First, there's star Christian Bale, who cranks intensity to 11, then busts off the knob. As humanity-savior John Connor, Bale's intent to glare his way to victory, growling orders and threats with gravel-voiced fury, all the while attempting to burn a hole in the camera lens — even in the quieter moments. Of course, Connor has the weight of what's left of the world on his shoulders, attempting to hold together a ragtag resistance army against the genocidal computers, which have nuked the planet to near oblivion. And those nasty automatons are busily rounding up people to use as guinea pigs in a plan to create new, more lifelike cyborg (Terminator) units to finally wipe out mankind.

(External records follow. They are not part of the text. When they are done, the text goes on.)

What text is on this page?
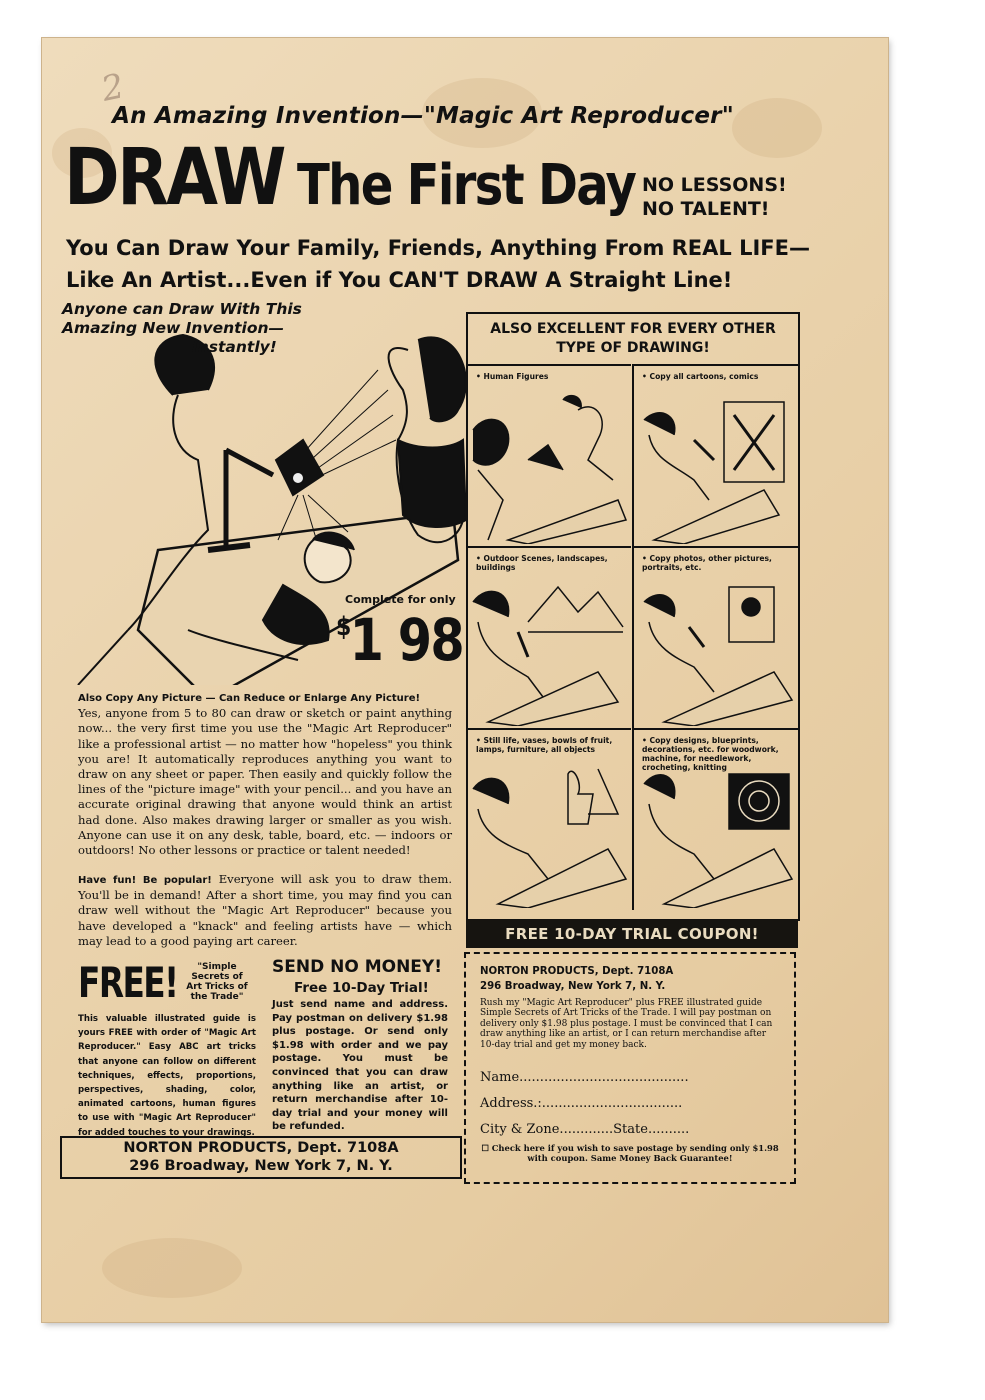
2
An Amazing Invention—"Magic Art Reproducer"
DRAW The First Day NO LESSONS!
NO TALENT!
You Can Draw Your Family, Friends, Anything From REAL LIFE—
Like An Artist...Even if You CAN'T DRAW A Straight Line!
Anyone can Draw With This
Amazing New Invention—
Instantly!
Complete for only
$1 98
Also Copy Any Picture — Can Reduce or Enlarge Any Picture!
Yes, anyone from 5 to 80 can draw or sketch or paint anything now... the very first time you use the "Magic Art Reproducer" like a professional artist — no matter how "hopeless" you think you are! It automatically reproduces anything you want to draw on any sheet or paper. Then easily and quickly follow the lines of the "picture image" with your pencil... and you have an accurate original drawing that anyone would think an artist had done. Also makes drawing larger or smaller as you wish. Anyone can use it on any desk, table, board, etc. — indoors or outdoors! No other lessons or practice or talent needed!
Have fun! Be popular! Everyone will ask you to draw them. You'll be in demand! After a short time, you may find you can draw well without the "Magic Art Reproducer" because you have developed a "knack" and feeling artists have — which may lead to a good paying art career.
FREE!	"Simple Secrets of Art Tricks of the Trade"
This valuable illustrated guide is yours FREE with order of "Magic Art Reproducer." Easy ABC art tricks that anyone can follow on different techniques, effects, proportions, perspectives, shading, color, animated cartoons, human figures to use with "Magic Art Reproducer" for added touches to your drawings.
SEND NO MONEY!
Free 10-Day Trial!
Just send name and address. Pay postman on delivery $1.98 plus postage. Or send only $1.98 with order and we pay postage. You must be convinced that you can draw anything like an artist, or return merchandise after 10-day trial and your money will be refunded.
NORTON PRODUCTS, Dept. 7108A
296 Broadway, New York 7, N. Y.
ALSO EXCELLENT FOR EVERY OTHER
TYPE OF DRAWING!
• Human Figures	• Copy all cartoons, comics
• Outdoor Scenes, landscapes, buildings
• Copy photos, other pictures, portraits, etc.
• Still life, vases, bowls of fruit, lamps, furniture, all objects
• Copy designs, blueprints, decorations, etc. for woodwork, machine, for needlework, crocheting, knitting
FREE 10-DAY TRIAL COUPON!
NORTON PRODUCTS, Dept. 7108A
296 Broadway, New York 7, N. Y.
Rush my "Magic Art Reproducer" plus FREE illustrated guide Simple Secrets of Art Tricks of the Trade. I will pay postman on delivery only $1.98 plus postage. I must be convinced that I can draw anything like an artist, or I can return merchandise after 10-day trial and get my money back.
Name.........................................
Address.:..................................
City & Zone.............State..........
☐ Check here if you wish to save postage by sending only $1.98 with coupon. Same Money Back Guarantee!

Meanwhile, Marcus (Sam Worthington), a death-row criminal in 2003 who signs an organ donor card, gets executed yet wakes up in this shattered future, totally confused, but still full of unfocused rage. His rough edges get partially sanded off by a pair of urchins he takes under his wings, one of whom happens to be young Kyle Reese (Anton Yechlin), who, in the future, will travel to the past and father Connor, if he doesn't get aced now. Follow?

OK, twisted continuity has always been at this franchise's heart — but here, the brain benders cause headaches, especially with the mostly pointless addition of Marcus, yet another time traveler in a mythology lousy with them.

Hyper-stylist director McG sure knows how to make a pretty apocalypse, using a vividly grimy, ash-coated landscape to underscore the dire nature of the conflict, which gives the cool set pieces an existential charge. While Salvation is great at squeezing out sparks, it fails to really connect us to the people in the midst of the maelstrom. There are all sorts of references and allusions to James Cameron's classic moments, but while these evil robots make a beautifully terrible noise, the story's still little more than a tinny echo.